Micro-benchmarking framework. Extensible, with distributed/cluster support.
Project description
Microbench
Microbench is a small Python package for benchmarking Python functions, and optionally capturing extra runtime/environment information. It is most useful in clustered/distributed environments, where the same function runs under different environments, and is designed to be extensible with new functionality. In addition to benchmarking, this can help reproducibility by e.g. logging the versions of key Python packages, or even all packages loaded into the global environment.
Requirements
Microbench has no dependencies outside of the Python standard library, although pandas is recommended to examine results. The line_profiler package needs to be installed for line-by-line code benchmarking (described in a later section).
Installation
To install using pip
:
pip install microbench
Usage
Microbench is designed for benchmarking Python functions. These examples will
assume you have already defined a Python function myfunction
that you wish to
benchmark:
def myfunction(arg1, arg2, ...):
...
Minimal example
First, create a benchmark suite, which specifies the configuration and
information to capture. By default,
benchmarks are appended to a file in JSON format (one record per line) to a
filename specified by outfile
.
Here's a minimal, complete example:
from microbench import MicroBench
class BasicBench(MicroBench):
outfile = '/home/user/my-benchmarks'
basic_bench = BasicBench()
To attach the benchmark to your function, simply use basic_bench
as a
decorator, like this:
@basic_bench
def myfunction(arg1, arg2, ...):
...
That's it!
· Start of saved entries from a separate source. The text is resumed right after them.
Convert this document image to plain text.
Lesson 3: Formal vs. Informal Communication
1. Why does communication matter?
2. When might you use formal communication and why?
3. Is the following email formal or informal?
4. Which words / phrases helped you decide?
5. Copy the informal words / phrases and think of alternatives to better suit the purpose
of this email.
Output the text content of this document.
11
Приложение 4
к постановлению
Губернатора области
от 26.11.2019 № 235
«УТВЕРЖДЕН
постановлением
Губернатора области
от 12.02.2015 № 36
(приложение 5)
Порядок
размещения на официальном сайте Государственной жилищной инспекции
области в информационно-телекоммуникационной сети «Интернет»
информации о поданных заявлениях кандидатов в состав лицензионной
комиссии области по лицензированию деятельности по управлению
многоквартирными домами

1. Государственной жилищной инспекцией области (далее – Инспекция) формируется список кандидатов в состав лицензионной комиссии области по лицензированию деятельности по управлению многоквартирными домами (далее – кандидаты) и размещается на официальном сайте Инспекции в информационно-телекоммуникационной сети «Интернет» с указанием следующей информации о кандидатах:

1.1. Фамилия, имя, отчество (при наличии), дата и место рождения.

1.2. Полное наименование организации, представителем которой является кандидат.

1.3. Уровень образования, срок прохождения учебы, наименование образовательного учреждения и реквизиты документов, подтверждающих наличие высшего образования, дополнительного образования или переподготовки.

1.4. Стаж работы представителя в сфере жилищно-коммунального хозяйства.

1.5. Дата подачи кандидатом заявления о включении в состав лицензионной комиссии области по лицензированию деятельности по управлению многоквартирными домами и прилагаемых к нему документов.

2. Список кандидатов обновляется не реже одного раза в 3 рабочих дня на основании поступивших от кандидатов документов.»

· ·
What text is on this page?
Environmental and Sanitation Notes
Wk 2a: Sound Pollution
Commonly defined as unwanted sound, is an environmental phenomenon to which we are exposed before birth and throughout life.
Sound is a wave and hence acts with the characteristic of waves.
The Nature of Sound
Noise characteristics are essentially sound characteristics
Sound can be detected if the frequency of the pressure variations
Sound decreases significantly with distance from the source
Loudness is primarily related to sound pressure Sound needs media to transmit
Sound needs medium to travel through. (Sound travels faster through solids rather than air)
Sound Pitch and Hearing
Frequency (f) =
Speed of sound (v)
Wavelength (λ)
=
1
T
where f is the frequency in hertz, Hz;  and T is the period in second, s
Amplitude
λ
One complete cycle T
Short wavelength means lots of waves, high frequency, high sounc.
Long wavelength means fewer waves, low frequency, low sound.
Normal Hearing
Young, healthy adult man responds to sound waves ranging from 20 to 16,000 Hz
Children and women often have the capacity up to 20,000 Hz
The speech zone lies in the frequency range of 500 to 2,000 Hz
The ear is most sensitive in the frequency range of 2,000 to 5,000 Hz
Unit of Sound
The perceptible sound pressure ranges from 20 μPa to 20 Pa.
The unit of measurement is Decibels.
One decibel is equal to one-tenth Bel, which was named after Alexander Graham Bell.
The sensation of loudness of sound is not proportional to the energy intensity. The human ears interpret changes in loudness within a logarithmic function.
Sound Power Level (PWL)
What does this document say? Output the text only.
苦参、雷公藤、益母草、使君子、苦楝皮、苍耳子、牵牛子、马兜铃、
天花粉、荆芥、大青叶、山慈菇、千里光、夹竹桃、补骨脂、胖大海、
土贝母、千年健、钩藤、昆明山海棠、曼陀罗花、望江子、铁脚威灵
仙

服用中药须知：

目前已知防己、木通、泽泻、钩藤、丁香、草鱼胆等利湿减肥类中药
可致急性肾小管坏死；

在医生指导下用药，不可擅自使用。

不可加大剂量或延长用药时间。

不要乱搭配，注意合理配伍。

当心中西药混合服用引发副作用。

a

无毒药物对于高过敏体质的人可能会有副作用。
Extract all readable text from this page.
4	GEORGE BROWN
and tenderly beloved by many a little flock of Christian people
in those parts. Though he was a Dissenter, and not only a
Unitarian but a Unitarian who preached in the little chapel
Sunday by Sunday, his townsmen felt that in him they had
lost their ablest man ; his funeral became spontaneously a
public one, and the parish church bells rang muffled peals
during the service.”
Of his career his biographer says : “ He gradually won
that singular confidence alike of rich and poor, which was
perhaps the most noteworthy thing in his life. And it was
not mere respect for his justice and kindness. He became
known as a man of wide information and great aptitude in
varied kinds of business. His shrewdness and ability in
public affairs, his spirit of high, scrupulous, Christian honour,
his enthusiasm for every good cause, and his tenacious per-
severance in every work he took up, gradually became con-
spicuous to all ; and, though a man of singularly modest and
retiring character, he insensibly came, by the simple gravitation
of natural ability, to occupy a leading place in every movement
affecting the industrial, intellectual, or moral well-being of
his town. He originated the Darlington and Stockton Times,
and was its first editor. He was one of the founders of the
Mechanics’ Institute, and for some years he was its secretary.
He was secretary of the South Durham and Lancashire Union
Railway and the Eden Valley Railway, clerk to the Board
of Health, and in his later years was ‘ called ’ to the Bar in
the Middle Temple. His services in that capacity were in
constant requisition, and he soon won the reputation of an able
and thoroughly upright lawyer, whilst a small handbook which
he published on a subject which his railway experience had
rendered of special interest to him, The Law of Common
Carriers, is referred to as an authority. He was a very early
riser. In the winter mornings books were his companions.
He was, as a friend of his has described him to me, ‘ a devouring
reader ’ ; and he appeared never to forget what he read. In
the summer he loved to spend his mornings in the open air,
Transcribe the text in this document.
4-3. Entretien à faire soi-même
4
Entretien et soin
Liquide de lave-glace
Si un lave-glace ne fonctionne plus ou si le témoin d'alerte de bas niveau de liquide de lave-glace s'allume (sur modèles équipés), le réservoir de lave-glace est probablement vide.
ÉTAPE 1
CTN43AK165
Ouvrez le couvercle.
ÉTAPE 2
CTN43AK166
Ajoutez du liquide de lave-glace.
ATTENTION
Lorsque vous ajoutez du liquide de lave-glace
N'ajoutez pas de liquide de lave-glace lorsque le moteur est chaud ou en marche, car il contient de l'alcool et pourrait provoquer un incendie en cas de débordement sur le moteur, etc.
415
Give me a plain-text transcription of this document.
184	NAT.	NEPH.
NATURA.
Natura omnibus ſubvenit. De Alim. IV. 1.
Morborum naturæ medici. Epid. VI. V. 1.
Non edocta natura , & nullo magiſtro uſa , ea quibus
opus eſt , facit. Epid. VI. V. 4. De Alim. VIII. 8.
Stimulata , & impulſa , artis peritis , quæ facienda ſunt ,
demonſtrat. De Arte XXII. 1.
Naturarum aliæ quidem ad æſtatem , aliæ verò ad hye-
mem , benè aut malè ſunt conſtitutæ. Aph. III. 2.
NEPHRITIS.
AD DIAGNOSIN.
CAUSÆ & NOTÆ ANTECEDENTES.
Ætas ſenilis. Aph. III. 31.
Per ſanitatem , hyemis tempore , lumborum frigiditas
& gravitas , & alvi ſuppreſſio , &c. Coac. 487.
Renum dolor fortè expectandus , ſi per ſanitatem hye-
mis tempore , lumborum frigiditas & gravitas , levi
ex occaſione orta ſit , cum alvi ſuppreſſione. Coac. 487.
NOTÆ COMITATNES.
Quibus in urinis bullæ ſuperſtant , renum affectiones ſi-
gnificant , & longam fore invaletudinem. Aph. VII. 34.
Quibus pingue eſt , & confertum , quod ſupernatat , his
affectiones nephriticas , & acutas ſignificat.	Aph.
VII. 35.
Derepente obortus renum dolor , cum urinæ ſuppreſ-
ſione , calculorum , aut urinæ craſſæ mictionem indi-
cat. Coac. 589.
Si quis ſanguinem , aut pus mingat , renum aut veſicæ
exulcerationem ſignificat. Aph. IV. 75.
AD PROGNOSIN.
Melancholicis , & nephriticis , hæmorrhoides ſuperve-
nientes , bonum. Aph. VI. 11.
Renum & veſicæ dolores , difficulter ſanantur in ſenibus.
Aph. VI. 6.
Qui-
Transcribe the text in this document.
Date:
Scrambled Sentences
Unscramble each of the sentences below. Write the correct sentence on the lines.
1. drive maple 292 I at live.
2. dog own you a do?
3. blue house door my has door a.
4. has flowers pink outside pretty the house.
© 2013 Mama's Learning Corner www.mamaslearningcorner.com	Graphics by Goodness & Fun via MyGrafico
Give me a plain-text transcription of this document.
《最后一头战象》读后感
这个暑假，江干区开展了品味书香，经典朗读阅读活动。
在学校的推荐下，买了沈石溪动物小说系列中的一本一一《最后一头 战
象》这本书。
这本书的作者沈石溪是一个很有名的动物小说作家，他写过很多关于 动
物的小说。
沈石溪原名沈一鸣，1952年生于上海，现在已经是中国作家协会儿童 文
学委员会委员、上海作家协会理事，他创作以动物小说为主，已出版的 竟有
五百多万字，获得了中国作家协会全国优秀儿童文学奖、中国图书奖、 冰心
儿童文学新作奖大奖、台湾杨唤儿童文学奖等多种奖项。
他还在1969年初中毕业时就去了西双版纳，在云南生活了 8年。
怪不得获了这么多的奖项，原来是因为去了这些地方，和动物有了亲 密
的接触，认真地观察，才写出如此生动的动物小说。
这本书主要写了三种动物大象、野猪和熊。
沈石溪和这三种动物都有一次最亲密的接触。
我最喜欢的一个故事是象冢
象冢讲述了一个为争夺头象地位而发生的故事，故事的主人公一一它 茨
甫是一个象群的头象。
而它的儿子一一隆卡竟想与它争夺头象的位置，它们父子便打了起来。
Benchmark information will be appended to the file specified in
outfile
. This example captures the fields start_time
, finish_time
and
function_name
. See the Examine results section for further information.
Extended example
Here's a more complete example using mixins (the MB
prefixed class
names) to extend functionality. Note that keyword arguments can be supplied
to the constructor (in this case some_info=123
) to specify additional
information to capture.
from microbench import *
import numpy, pandas
class MyBench(MicroBench, MBFunctionCall, MBPythonVersion, MBHostInfo):
outfile = '/home/user/my-benchmarks'
capture_versions = (numpy, pandas) # Or use MBGlobalPackages
env_vars = ('SLURM_ARRAY_TASK_ID', )
benchmark = MyBench(some_info=123)
To capture package versions, you can either specify them individually (as above), or you can capture the versions of
every package in the global environment. In the following example, we would capture the versions of microbench
,
numpy
, and pandas
automatically.
from microbench import *
import numpy, pandas
class Bench2(MicroBench, MBGlobalPackages):
outfile = '/home/user/bench2'
bench2 = Bench2()
Mixin | Fields captured |
---|---|
(default) | start_time finish_time function_name |
MBGlobalPackages | <package>_version for every <package> in the global environment |
MBFunctionCall | args (positional arguments)kwargs (keyword arguments) |
MBPythonVersion | python_version (e.g. 3.6.0) |
MBHostInfo | hostname operating_system |
MBLineProfiler | line_profiler containing line-by-line profile (see section below) |
The capture_versions
option from the example creates fields like
<package name>_version
, e.g. numpy_version
. This is captured from the
package's __name__
attribute, or left as null
where not available.
The env_vars
option from the example above specifies a list of environment
variables to capture as env_<variable name>
. In this example,
the slurm array task ID will be stored as
env_SLURM_ARRAY_TASK_ID
. Where the environment variable is not set, the
value will be null
.
Examine results
Each result is a JSON object. When using
the outfile
option, a JSON object for each @benchmark
call is stored on a
separate line in the file. The output from the minimal example above for a
single run will look similar to the following:
{"start_time": "2018-08-06T10:28:24.806493", "finish_time": "2018-08-06T10:28:24.867456", "function_name": "my_function"}
The simplest way to examine results in detail is to load them into a pandas dataframe:
import pandas
results = pandas.read_json('/home/user/my-benchmarks', lines=True)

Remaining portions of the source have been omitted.